10 minutes later, the machine operator starts grumbling. I have a quick peek and see that the control software had started, but the screen was garbled and none of the right measurements were showing. Aaron is called over. He took one look, pales, and then runs off. Another 10 minutes later, the operator looks at me and asks for help.
I call Aaron’s mobile, and it’s off. I called Vice President’s mobile and suggest that he comes over immediately. 10 minutes later, the operator, Vice Present, and I are looking at this machine. It’s screwed. There’s the better part of a million dollars’ worth of product to be processed by this machine, and the nearest alternate machine is in Singapore, belonging to a different company.
If the processing isn’t done within soon, the product will expire and be scrapped. 40% of revenue is from product processed by this machine. We’re screwed. 10 minutes later, we still can’t get a hold of Aaron. We can’t talk to him about the “backups” or any emergency contacts that he knows about. We can’t even get his phone to ring.
So as I have said, I have used this software before and have a basic understanding. I know enough that the configuration is everything, and the configuration is matched to the machine. But I also knew a guy who did some of the implementations. A call to him gave me a lead, and I followed the leads until about four calls later, I had the guy who implemented this particular machine.
This is the old boy from above. He had retired 10 years earlier, but the Vice President had persuaded him to come out of retirement for an eyewatering sum of money. A few hours later, this guy took one look at the machine and confirmed that the database was screwed. We’d need to restore it from backup. Aaron is still not contactable.
Me: Let’s assume for a moment that there is no backup. What do we need to do?
Old Guy: Normally I’d say pray, buy you must have done that already because I haven’t kicked the bucket yet.
To cut a long story short, we had to rebuild the database. But not from scratch. Old Guy’s MO was when setting up a machine, when he was done, he’d create and store a backup database on the machine. The only issue was that 20 years of machine updates needed to be worked out. It also just so happens that through sheer effort, I am able to compare a corrupted database file to a good one, and fool with it enough to get it to load in the configuration editor.
It’s still mangled, but we are able to use that as a reference to build the lost configuration. All told, it took four days to bring this machine back online. But we did. To be honest, I certainly wasn’t capable of doing this solo, and without my efforts to patch the corrupted database file, Old Guy would not have been able to restore 20 years of patches that we had no documentation for.
And what of Aaron? After we started working on the problem, he showed up again. He ignored any advice about a backup (because obviously there wasn’t any), and instead demanded regular status updates for him to report to the Vice President. The little jerk had screwed up the machine, run off to hide, and that now a solution was in progress, he was trying to claim the credit.
When it was all running again, the Vice President came to talk to me.

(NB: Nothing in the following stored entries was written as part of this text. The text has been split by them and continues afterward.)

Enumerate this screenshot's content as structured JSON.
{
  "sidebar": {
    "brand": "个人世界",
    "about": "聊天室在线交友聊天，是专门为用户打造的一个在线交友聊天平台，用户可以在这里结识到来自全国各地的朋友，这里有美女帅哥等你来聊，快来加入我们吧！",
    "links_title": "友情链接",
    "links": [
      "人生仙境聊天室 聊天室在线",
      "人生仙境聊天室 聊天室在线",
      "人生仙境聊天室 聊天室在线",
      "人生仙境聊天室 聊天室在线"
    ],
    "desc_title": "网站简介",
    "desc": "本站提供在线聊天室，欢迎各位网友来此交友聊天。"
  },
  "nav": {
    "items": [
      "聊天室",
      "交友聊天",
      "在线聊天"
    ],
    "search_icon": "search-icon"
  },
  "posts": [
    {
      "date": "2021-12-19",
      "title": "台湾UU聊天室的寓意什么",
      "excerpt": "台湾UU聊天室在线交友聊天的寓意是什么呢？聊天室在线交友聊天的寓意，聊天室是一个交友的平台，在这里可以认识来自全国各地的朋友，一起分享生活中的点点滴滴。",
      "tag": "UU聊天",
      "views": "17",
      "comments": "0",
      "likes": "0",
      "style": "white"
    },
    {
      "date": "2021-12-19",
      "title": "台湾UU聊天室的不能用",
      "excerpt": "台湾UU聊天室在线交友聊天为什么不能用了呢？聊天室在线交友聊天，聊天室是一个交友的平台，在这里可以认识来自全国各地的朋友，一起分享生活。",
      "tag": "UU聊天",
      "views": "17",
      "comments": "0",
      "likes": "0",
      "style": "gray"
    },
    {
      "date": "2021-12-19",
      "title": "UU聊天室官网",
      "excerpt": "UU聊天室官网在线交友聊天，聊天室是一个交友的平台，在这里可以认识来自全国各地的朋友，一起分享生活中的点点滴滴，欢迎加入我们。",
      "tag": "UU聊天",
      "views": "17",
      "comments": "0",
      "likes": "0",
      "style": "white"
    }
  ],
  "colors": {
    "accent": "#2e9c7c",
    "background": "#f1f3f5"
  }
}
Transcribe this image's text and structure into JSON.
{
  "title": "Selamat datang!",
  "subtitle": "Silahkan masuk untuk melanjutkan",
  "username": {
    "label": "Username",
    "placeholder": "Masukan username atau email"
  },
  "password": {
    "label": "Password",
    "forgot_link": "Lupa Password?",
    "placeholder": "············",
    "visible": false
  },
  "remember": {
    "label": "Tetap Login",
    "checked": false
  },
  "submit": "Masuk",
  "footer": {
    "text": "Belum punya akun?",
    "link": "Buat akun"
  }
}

VP: Thanks for your help. Your efforts have un-screwed us.
Me: No worries.
VP: And now we get to the unpleasant bit. Aaron claims that you didn’t follow procedure when shutting down the machine, causing it to crash. He also claims that you hadn’t taken any backups, and it was effectively your fault.
Me: And when we tried to call him?
VP: He claims he was busy contacting his emergency contacts.
Me: I see.
VP: I don’t believe a word of that. Unfortunately, it’s your word versus his. If I had the evidence, I’d fire him.
Me: (opening the email Aaron had sent me about meddling on my phone) You mean this evidence?
Half an hour later, I got the call to lock Aaron’s account and disabled his access card.